BOSKAMP: ‘Ik was veel bij mijn oma, van mijn moeders kant. Zij woonde recht tegenover ons. En oma regelde het hele gezin, wij zaten daar met weet-ik-het-hoeveel kleinkinderen. Mijn vader en moeder waren altijd weg. Mijn moeder werkte in het fruit bij mijn oom; mijn opa had een eigen fruit- en groentehandel. Mijn vader werkte eerst bij de post. En toen werd-ie vrachtwagenchauffeur. Af en toe ging ik met hem mee naar Duitsland. Ik had ook nog een broertje, maar met de vrachtwagen meegaan interesseerde hem niet. Mij wel, het avontuur. Dat trok me. Ik moest tegen mijn papa lullen om hem wakker te houden. Maar dan viel ik zelf in slaap. Eigenlijk moest ik erop letten dat die moffen niks pikten uit de wagen. Kreeg ik tweeënhalve gulden voor van mijn vader. Kon ik naar de bioscoop. Anders kon ik van mijn leven niet naar de bioscoop.’
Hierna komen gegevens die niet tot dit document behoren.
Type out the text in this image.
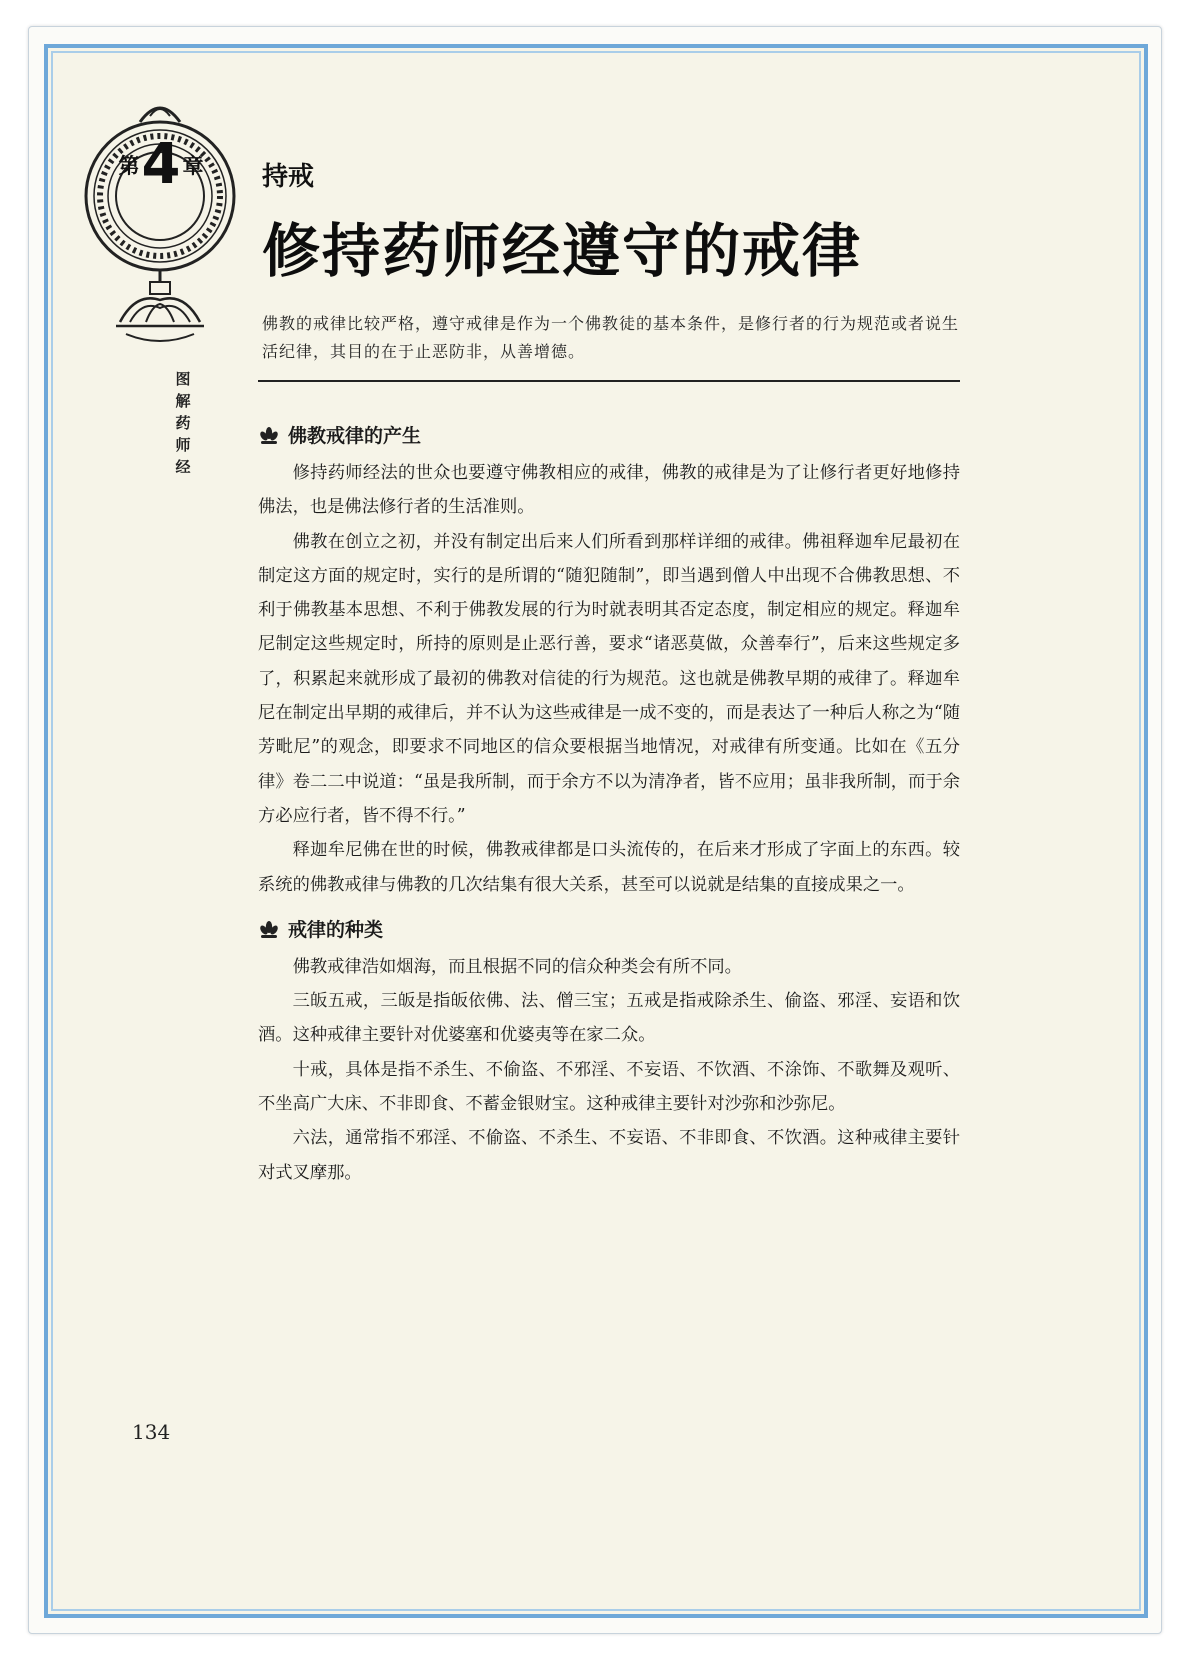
第 4 章
图解药师经
持戒
修持药师经遵守的戒律
佛教的戒律比较严格，遵守戒律是作为一个佛教徒的基本条件，是修行者的行为规范或者说生活纪律，其目的在于止恶防非，从善增德。
佛教戒律的产生

修持药师经法的世众也要遵守佛教相应的戒律，佛教的戒律是为了让修行者更好地修持佛法，也是佛法修行者的生活准则。

佛教在创立之初，并没有制定出后来人们所看到那样详细的戒律。佛祖释迦牟尼最初在制定这方面的规定时，实行的是所谓的“随犯随制”，即当遇到僧人中出现不合佛教思想、不利于佛教基本思想、不利于佛教发展的行为时就表明其否定态度，制定相应的规定。释迦牟尼制定这些规定时，所持的原则是止恶行善，要求“诸恶莫做，众善奉行”，后来这些规定多了，积累起来就形成了最初的佛教对信徒的行为规范。这也就是佛教早期的戒律了。释迦牟尼在制定出早期的戒律后，并不认为这些戒律是一成不变的，而是表达了一种后人称之为“随芳毗尼”的观念，即要求不同地区的信众要根据当地情况，对戒律有所变通。比如在《五分律》卷二二中说道：“虽是我所制，而于余方不以为清净者，皆不应用；虽非我所制，而于余方必应行者，皆不得不行。”

释迦牟尼佛在世的时候，佛教戒律都是口头流传的，在后来才形成了字面上的东西。较系统的佛教戒律与佛教的几次结集有很大关系，甚至可以说就是结集的直接成果之一。

戒律的种类

佛教戒律浩如烟海，而且根据不同的信众种类会有所不同。

三皈五戒，三皈是指皈依佛、法、僧三宝；五戒是指戒除杀生、偷盗、邪淫、妄语和饮酒。这种戒律主要针对优婆塞和优婆夷等在家二众。

十戒，具体是指不杀生、不偷盗、不邪淫、不妄语、不饮酒、不涂饰、不歌舞及观听、不坐高广大床、不非即食、不蓄金银财宝。这种戒律主要针对沙弥和沙弥尼。

六法，通常指不邪淫、不偷盗、不杀生、不妄语、不非即食、不饮酒。这种戒律主要针对式叉摩那。

134
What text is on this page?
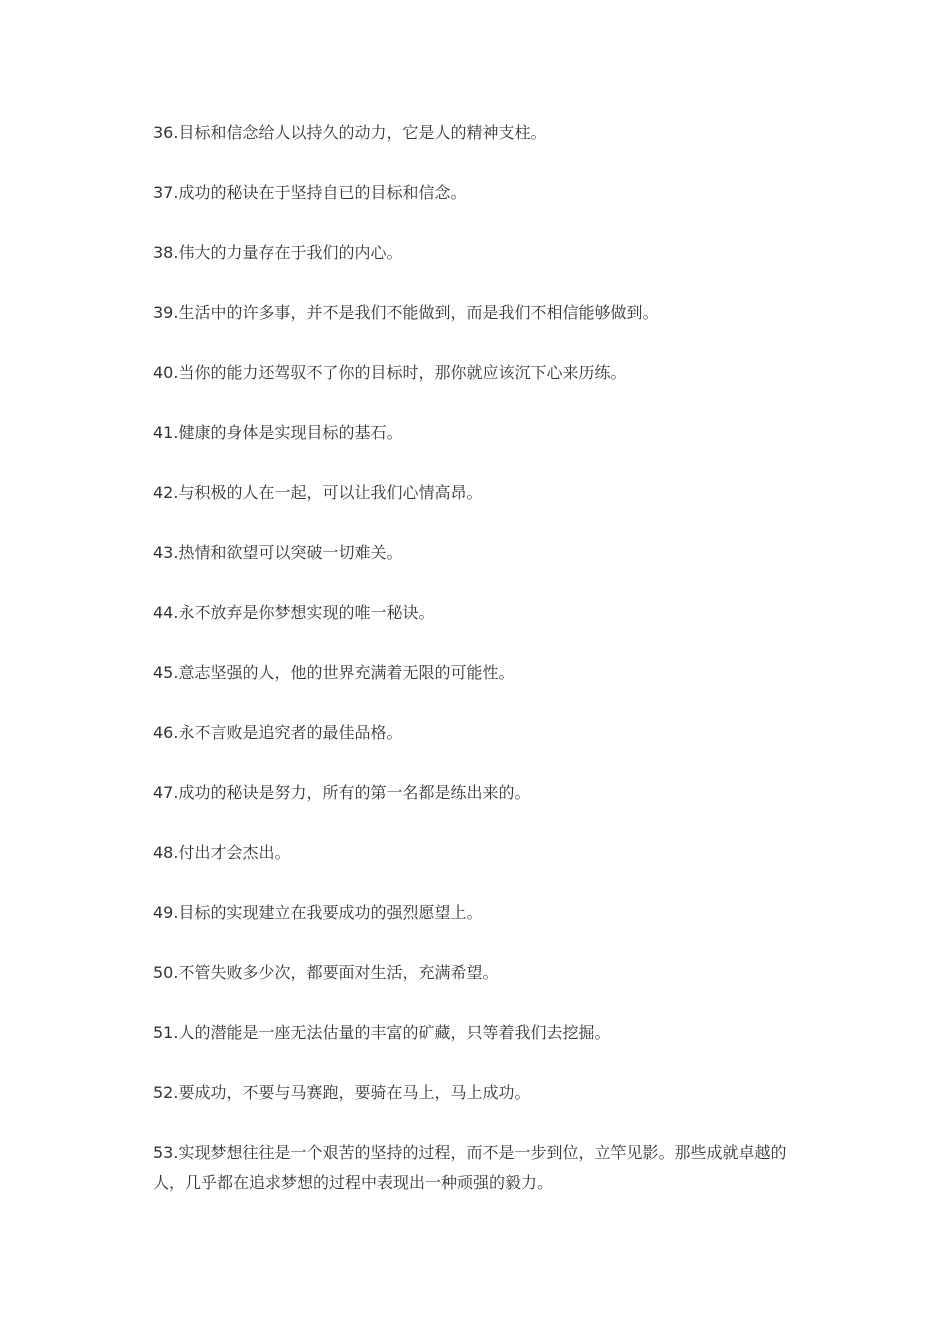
36.目标和信念给人以持久的动力，它是人的精神支柱。
37.成功的秘诀在于坚持自已的目标和信念。
38.伟大的力量存在于我们的内心。
39.生活中的许多事，并不是我们不能做到，而是我们不相信能够做到。
40.当你的能力还驾驭不了你的目标时，那你就应该沉下心来历练。
41.健康的身体是实现目标的基石。
42.与积极的人在一起，可以让我们心情高昂。
43.热情和欲望可以突破一切难关。
44.永不放弃是你梦想实现的唯一秘诀。
45.意志坚强的人，他的世界充满着无限的可能性。
46.永不言败是追究者的最佳品格。
47.成功的秘诀是努力，所有的第一名都是练出来的。
48.付出才会杰出。
49.目标的实现建立在我要成功的强烈愿望上。
50.不管失败多少次，都要面对生活，充满希望。
51.人的潜能是一座无法估量的丰富的矿藏，只等着我们去挖掘。
52.要成功，不要与马赛跑，要骑在马上，马上成功。
53.实现梦想往往是一个艰苦的坚持的过程，而不是一步到位，立竿见影。那些成就卓越的人，几乎都在追求梦想的过程中表现出一种顽强的毅力。
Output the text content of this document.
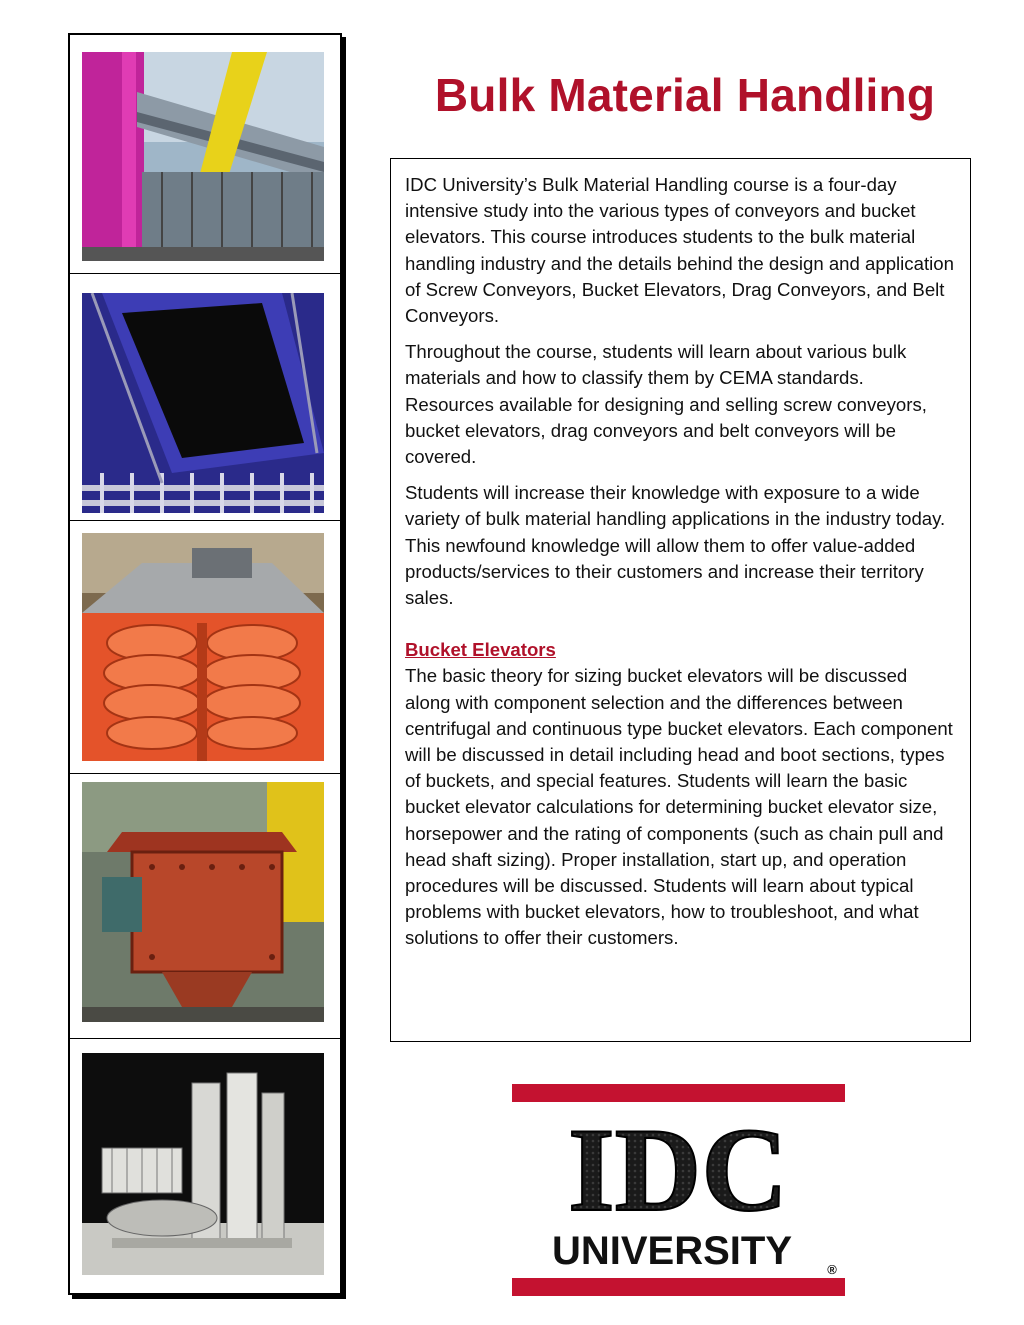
Bulk Material Handling

IDC University’s Bulk Material Handling course is a four-day intensive study into the various types of conveyors and bucket elevators. This course introduces students to the bulk material handling industry and the details behind the design and application of Screw Conveyors, Bucket Elevators, Drag Conveyors, and Belt Conveyors.

Throughout the course, students will learn about various bulk materials and how to classify them by CEMA standards. Resources available for designing and selling screw conveyors, bucket elevators, drag conveyors and belt conveyors will be covered.

Students will increase their knowledge with exposure to a wide variety of bulk material handling applications in the industry today. This newfound knowledge will allow them to offer value-added products/services to their customers and increase their territory sales.

Bucket Elevators

The basic theory for sizing bucket elevators will be discussed along with component selection and the differences between centrifugal and continuous type bucket elevators. Each component will be discussed in detail including head and boot sections, types of buckets, and special features. Students will learn the basic bucket elevator calculations for determining bucket elevator size, horsepower and the rating of components (such as chain pull and head shaft sizing). Proper installation, start up, and operation procedures will be discussed. Students will learn about typical problems with bucket elevators, how to troubleshoot, and what solutions to offer their customers.

IDC
UNIVERSITY	®
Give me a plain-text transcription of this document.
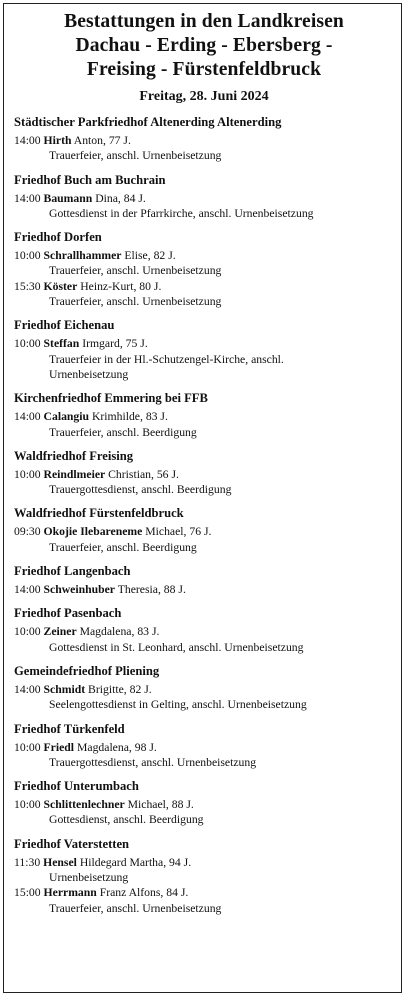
Bestattungen in den Landkreisen
Dachau - Erding - Ebersberg -
Freising - Fürstenfeldbruck
Freitag, 28. Juni 2024
Städtischer Parkfriedhof Altenerding Altenerding
14:00 Hirth Anton, 77 J.
Trauerfeier, anschl. Urnenbeisetzung
Friedhof Buch am Buchrain
14:00 Baumann Dina, 84 J.
Gottesdienst in der Pfarrkirche, anschl. Urnenbeisetzung
Friedhof Dorfen
10:00 Schrallhammer Elise, 82 J.
Trauerfeier, anschl. Urnenbeisetzung
15:30 Köster Heinz-Kurt, 80 J.
Trauerfeier, anschl. Urnenbeisetzung
Friedhof Eichenau
10:00 Steffan Irmgard, 75 J.
Trauerfeier in der Hl.-Schutzengel-Kirche, anschl.
Urnenbeisetzung
Kirchenfriedhof Emmering bei FFB
14:00 Calangiu Krimhilde, 83 J.
Trauerfeier, anschl. Beerdigung
Waldfriedhof Freising
10:00 Reindlmeier Christian, 56 J.
Trauergottesdienst, anschl. Beerdigung
Waldfriedhof Fürstenfeldbruck
09:30 Okojie Ilebareneme Michael, 76 J.
Trauerfeier, anschl. Beerdigung
Friedhof Langenbach
14:00 Schweinhuber Theresia, 88 J.
Friedhof Pasenbach
10:00 Zeiner Magdalena, 83 J.
Gottesdienst in St. Leonhard, anschl. Urnenbeisetzung
Gemeindefriedhof Pliening
14:00 Schmidt Brigitte, 82 J.
Seelengottesdienst in Gelting, anschl. Urnenbeisetzung
Friedhof Türkenfeld
10:00 Friedl Magdalena, 98 J.
Trauergottesdienst, anschl. Urnenbeisetzung
Friedhof Unterumbach
10:00 Schlittenlechner Michael, 88 J.
Gottesdienst, anschl. Beerdigung
Friedhof Vaterstetten
11:30 Hensel Hildegard Martha, 94 J.
Urnenbeisetzung
15:00 Herrmann Franz Alfons, 84 J.
Trauerfeier, anschl. Urnenbeisetzung
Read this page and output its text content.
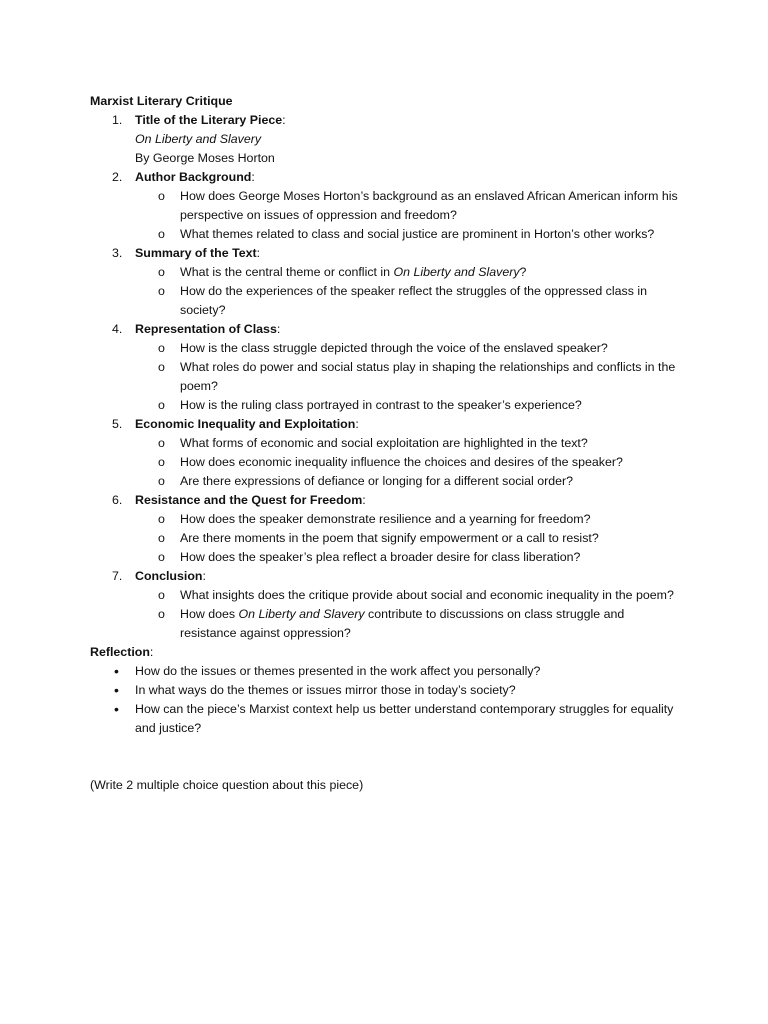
Marxist Literary Critique
1. Title of the Literary Piece:
On Liberty and Slavery
By George Moses Horton
2. Author Background:
o How does George Moses Horton’s background as an enslaved African American inform his perspective on issues of oppression and freedom?
o What themes related to class and social justice are prominent in Horton’s other works?
3. Summary of the Text:
o What is the central theme or conflict in On Liberty and Slavery?
o How do the experiences of the speaker reflect the struggles of the oppressed class in society?
4. Representation of Class:
o How is the class struggle depicted through the voice of the enslaved speaker?
o What roles do power and social status play in shaping the relationships and conflicts in the poem?
o How is the ruling class portrayed in contrast to the speaker’s experience?
5. Economic Inequality and Exploitation:
o What forms of economic and social exploitation are highlighted in the text?
o How does economic inequality influence the choices and desires of the speaker?
o Are there expressions of defiance or longing for a different social order?
6. Resistance and the Quest for Freedom:
o How does the speaker demonstrate resilience and a yearning for freedom?
o Are there moments in the poem that signify empowerment or a call to resist?
o How does the speaker’s plea reflect a broader desire for class liberation?
7. Conclusion:
o What insights does the critique provide about social and economic inequality in the poem?
o How does On Liberty and Slavery contribute to discussions on class struggle and resistance against oppression?
Reflection:
• How do the issues or themes presented in the work affect you personally?
• In what ways do the themes or issues mirror those in today’s society?
• How can the piece’s Marxist context help us better understand contemporary struggles for equality and justice?
(Write 2 multiple choice question about this piece)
Hoe kijk je terug op die tijd?

BOSKAMP: ‘Mijn jeugd heeft mooie en harde herinneringen. Daar werd je gevormd, daar op die straat heb ik mijn karakter gekregen. Ik had geen moeite met die harde cultuur. Ik heb een fantastische jeugd gehad, mijn ouders hebben er alles voor gedaan om dat voor elkaar te krijgen. Maar ik heb ook rottigheid uitgehaald. We voetbalden op straat en dat mocht officieel niet. Liepen mensen te ouwehoeren dat we weer bezig waren en dan kwam de wijkagent. Pakte-ie die bal af en stopte ‘m onder het elastiekie van zijn bagagedrager. En wij erachteran met zijn allen. Rennen. Om hem terug te pikken. De politie was mijn vriend. Daar bovenop die daken had je zink of lood van de afvoer. In die tijd werd er veel afgebroken. Dan pikten wij dat om naar de lodenboer te brengen. Of melkflessen jatten, voor het statiegeld. Dat deed je gewoon, voor een paar centjes. Mijn ouders… die mensen waren elke ochtend al vroeg weg. En dan nog hadden we niks. Dus ging ik zelf op rooftocht. Want je wilde toch naar de bioscoop.’

Had je verwacht profvoetballer te worden?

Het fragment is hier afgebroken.